Une des principales difficultés a été de convaincre des artistes étrangers de se produire en Israël, malgré le contexte politique et sécuritaire. Car Sher ne s’est pas contenté d’accepter les spectacles que les départements culturels des différentes ambassades étrangères lui proposaient. Il a insisté pour faire venir les artistes qu’il avait choisis. « Nous avons commencé par brosser une image de ce que nous voulions, puis il a fallu trouver le moyen d’y parvenir, sur les plans financier, artistique et autres. Et je dois dire que, malgré tous les problèmes que nous connaissons, le Festival d’Israël jouit d’une image très prestigieuse. »
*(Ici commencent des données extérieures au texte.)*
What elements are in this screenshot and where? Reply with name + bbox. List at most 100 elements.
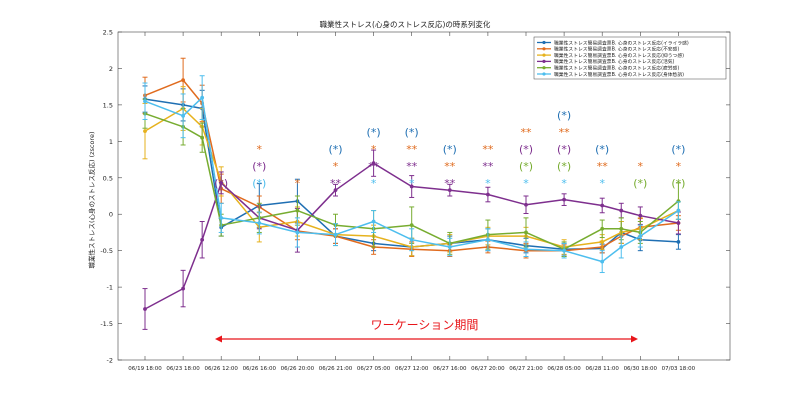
data-point <box>676 221 681 225</box>
data-point <box>600 259 605 264</box>
significance-mark: ** <box>406 143 418 156</box>
significance-mark: (*) <box>328 143 342 156</box>
x-tick-label: 06/27 21:00 <box>509 366 543 372</box>
significance-mark: (*) <box>519 143 533 156</box>
y-axis-label: 職業性ストレス(心身のストレス反応) (zscore) <box>87 131 96 268</box>
significance-mark: ** <box>559 126 571 139</box>
data-point <box>295 230 300 235</box>
x-tick-label: 06/26 12:00 <box>204 366 238 372</box>
significance-mark: * <box>333 160 339 173</box>
data-point <box>219 215 224 220</box>
significance-mark: * <box>599 177 605 190</box>
data-point <box>619 226 624 231</box>
legend-entry: 職業性ストレス簡易調査票B. 心身のストレス反応(疲労感) <box>554 65 679 72</box>
x-tick-label: 06/27 12:00 <box>395 366 429 372</box>
significance-mark: ** <box>444 177 456 190</box>
data-point <box>638 213 643 218</box>
data-point <box>638 234 643 238</box>
significance-mark: ** <box>482 160 494 173</box>
y-tick-label: 1.5 <box>103 101 113 109</box>
y-tick-label: 2 <box>109 65 113 73</box>
significance-mark: ** <box>597 160 609 173</box>
data-point <box>524 247 528 252</box>
data-point <box>181 78 186 83</box>
x-tick-label: 06/27 16:00 <box>433 366 467 372</box>
data-point <box>524 230 528 235</box>
y-tick-label: -0.5 <box>100 247 113 255</box>
significance-mark: (*) <box>557 143 571 156</box>
y-tick-label: -1.5 <box>100 320 113 328</box>
significance-mark: (*) <box>252 160 266 173</box>
data-point <box>486 237 490 242</box>
significance-mark: (*) <box>252 177 266 190</box>
period-annotation-label: ワーケーション期間 <box>371 318 479 332</box>
legend-entry: 職業性ストレス簡易調査票B. 心身のストレス反応(イライラ感) <box>554 39 689 46</box>
data-point <box>676 208 681 213</box>
significance-mark: (*) <box>671 143 685 156</box>
data-point <box>181 113 186 118</box>
data-point <box>524 202 528 207</box>
significance-mark: * <box>561 177 567 190</box>
y-tick-label: -2 <box>107 357 113 365</box>
x-tick-label: 06/19 18:00 <box>128 366 162 372</box>
data-point <box>200 237 205 242</box>
y-tick-label: 0.5 <box>103 174 113 182</box>
axis-ticks: 2.5 2 1.5 1 0.5 0 -0.5 -1 -1.5 -2 06/19 18:00 06/23… <box>100 29 730 372</box>
significance-mark: (*) <box>595 143 609 156</box>
x-tick-label: 06/26 20:00 <box>281 366 315 372</box>
data-point <box>409 184 414 189</box>
significance-mark: (*) <box>633 177 647 190</box>
data-point <box>676 240 681 244</box>
legend-marker <box>542 59 546 64</box>
significance-mark: * <box>638 160 644 173</box>
y-tick-label: 0 <box>109 211 113 219</box>
significance-mark: ** <box>444 160 456 173</box>
data-point <box>371 161 376 166</box>
significance-mark: * <box>409 177 415 190</box>
significance-mark: (*) <box>671 177 685 190</box>
data-point <box>333 232 338 237</box>
significance-mark: ** <box>368 160 380 173</box>
significance-mark: (*) <box>519 160 533 173</box>
data-point <box>447 245 452 249</box>
period-annotation: ワーケーション期間 <box>215 318 638 343</box>
x-tick-label: 06/28 11:00 <box>585 366 619 372</box>
data-point <box>447 188 452 193</box>
data-point <box>219 180 224 185</box>
x-tick-label: 06/26 16:00 <box>243 366 277 372</box>
data-point <box>486 192 490 197</box>
significance-mark: (*) <box>367 126 381 139</box>
legend-marker <box>542 40 546 45</box>
data-point <box>143 307 147 311</box>
data-point <box>619 208 624 213</box>
significance-mark: ** <box>482 143 494 156</box>
legend-entry: 職業性ストレス簡易調査票B. 心身のストレス反応(抑うつ感) <box>554 52 684 59</box>
series-group <box>142 57 681 330</box>
data-point <box>143 129 147 134</box>
data-point <box>562 197 566 202</box>
data-point <box>257 221 262 225</box>
legend-marker <box>542 72 546 76</box>
significance-mark: ** <box>330 177 342 190</box>
legend-marker <box>542 66 546 70</box>
significance-mark: (*) <box>557 160 571 173</box>
data-point <box>200 135 205 140</box>
significance-markers: (*)*(*)(*) *(*)***(*)****(*)*****(*)*****… <box>214 109 685 190</box>
series-4 <box>142 149 681 330</box>
x-tick-label: 06/28 05:00 <box>547 366 581 372</box>
period-arrow-head-left <box>215 335 222 343</box>
legend-entry: 職業性ストレス簡易調査票B. 心身のストレス反応(活気) <box>554 58 675 65</box>
x-tick-label: 06/27 20:00 <box>471 366 505 372</box>
series-6 <box>142 75 681 274</box>
data-point <box>600 203 605 208</box>
legend-entry: 職業性ストレス簡易調査票B. 心身のストレス反応(不安感) <box>554 46 679 53</box>
significance-mark: (*) <box>443 143 457 156</box>
significance-mark: * <box>295 177 301 190</box>
legend-marker <box>542 53 546 57</box>
significance-mark: (*) <box>214 177 228 190</box>
legend-marker <box>542 47 546 51</box>
significance-mark: * <box>676 160 682 173</box>
significance-mark: * <box>485 177 491 190</box>
data-point <box>143 99 147 104</box>
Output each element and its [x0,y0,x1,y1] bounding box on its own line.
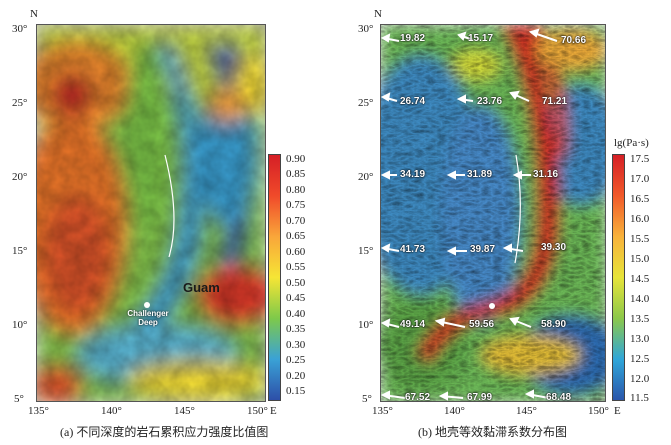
velocity-label: 31.89 [467,169,493,180]
viscosity-map-b [380,24,606,402]
colorbar-a-label: 0.40 [286,308,306,320]
colorbar-a-label: 0.30 [286,339,306,351]
colorbar-a-label: 0.75 [286,199,306,211]
colorbar-b [612,154,625,401]
velocity-label: 67.99 [467,392,493,403]
lon-tick-a-145: 145° [174,405,195,417]
colorbar-a-label: 0.65 [286,230,306,242]
lat-tick-a-20: 20° [12,171,28,183]
colorbar-b-label: 17.5 [630,153,650,165]
stress-map-a [36,24,266,402]
colorbar-b-label: 12.0 [630,373,650,385]
colorbar-a-label: 0.80 [286,184,306,196]
lon-tick-a-150: 150° [247,405,268,417]
north-label-a: N [30,8,38,20]
colorbar-b-label: 13.0 [630,333,650,345]
lat-tick-b-10: 10° [358,319,374,331]
lon-tick-b-140: 140° [444,405,465,417]
lat-tick-a-5: 5° [14,393,24,405]
colorbar-a-label: 0.45 [286,292,306,304]
viscosity-map-b-image [381,25,605,401]
velocity-label: 67.52 [405,392,431,403]
colorbar-a-label: 0.25 [286,354,306,366]
colorbar-a-label: 0.20 [286,370,306,382]
velocity-label: 19.82 [400,33,426,44]
velocity-label: 34.19 [400,169,426,180]
colorbar-a [268,154,281,401]
challenger-deep-marker-b [489,303,495,309]
colorbar-a-label: 0.60 [286,246,306,258]
lat-tick-b-20: 20° [358,171,374,183]
velocity-label: 41.73 [400,244,426,255]
challenger-deep-marker-a [144,302,150,308]
colorbar-b-label: 14.0 [630,293,650,305]
colorbar-a-label: 0.85 [286,168,306,180]
lon-tick-b-145: 145° [516,405,537,417]
velocity-label: 70.66 [561,35,587,46]
velocity-label: 49.14 [400,319,426,330]
lon-tick-a-135: 135° [28,405,49,417]
velocity-label: 23.76 [477,96,503,107]
velocity-label: 58.90 [541,319,567,330]
north-label-b: N [374,8,382,20]
colorbar-a-label: 0.55 [286,261,306,273]
challenger-deep-label-a: Challenger Deep [127,309,169,327]
colorbar-a-label: 0.35 [286,323,306,335]
velocity-label: 59.56 [469,319,495,330]
east-label-b: E [614,405,621,417]
velocity-arrows [381,28,558,401]
lat-tick-a-25: 25° [12,97,28,109]
lat-tick-a-15: 15° [12,245,28,257]
stress-map-a-image [37,25,265,401]
colorbar-a-label: 0.15 [286,385,306,397]
velocity-label: 71.21 [542,96,568,107]
lat-tick-b-5: 5° [362,393,372,405]
colorbar-a-label: 0.90 [286,153,306,165]
colorbar-b-label: 11.5 [630,392,649,404]
colorbar-b-label: 15.5 [630,233,650,245]
colorbar-b-label: 16.0 [630,213,650,225]
colorbar-b-label: 15.0 [630,253,650,265]
caption-a: (a) 不同深度的岩石累积应力强度比值图 [60,425,269,439]
lat-tick-b-25: 25° [358,97,374,109]
colorbar-a-label: 0.70 [286,215,306,227]
lon-tick-b-135: 135° [372,405,393,417]
guam-label: Guam [183,280,220,295]
velocity-label: 39.87 [470,244,496,255]
velocity-label: 68.48 [546,392,572,403]
velocity-label: 31.16 [533,169,559,180]
colorbar-b-label: 17.0 [630,173,650,185]
velocity-label: 26.74 [400,96,426,107]
lat-tick-b-15: 15° [358,245,374,257]
colorbar-b-label: 16.5 [630,193,650,205]
lon-tick-a-140: 140° [101,405,122,417]
caption-b: (b) 地壳等效黏滞系数分布图 [418,425,567,439]
colorbar-b-title: lg(Pa·s) [614,137,649,149]
lat-tick-a-10: 10° [12,319,28,331]
colorbar-b-label: 13.5 [630,313,650,325]
colorbar-a-label: 0.50 [286,277,306,289]
colorbar-b-label: 14.5 [630,273,650,285]
lat-tick-b-30: 30° [358,23,374,35]
lon-tick-b-150: 150° [588,405,609,417]
lat-tick-a-30: 30° [12,23,28,35]
velocity-label: 15.17 [468,33,494,44]
velocity-label: 39.30 [541,242,567,253]
east-label-a: E [270,405,277,417]
colorbar-b-label: 12.5 [630,353,650,365]
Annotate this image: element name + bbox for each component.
Parmi les nombreuses institutions contactées, figurent le Goethe Intitute (cette année marque le 50e anniversaire des relations diplomatiques entre l’Allemagne et Israël), l’Institut français et l’ambassade de Belgique.
Quant aux artistes du monde arabe, ils ne seront pas plus présents cette année que les précédentes. Sher souligne toutefois que tous les programmes et affiches seront publiés en hébreu, anglais et arabe.
Le 54e Festival d’Israël à Jérusalem se tiendra du 28 mai au 24 juin au Théâtre de Jérusalem et dans divers lieux de la ville, comme c’était le cas il y a de nombreuses années. Tel n’était pas la volonté première de Sher, qui aurait préféré un lieu unique, festif et imprégné de l’atmosphère du festival, mais il a fallu, encore une fois, composer avec la logistique.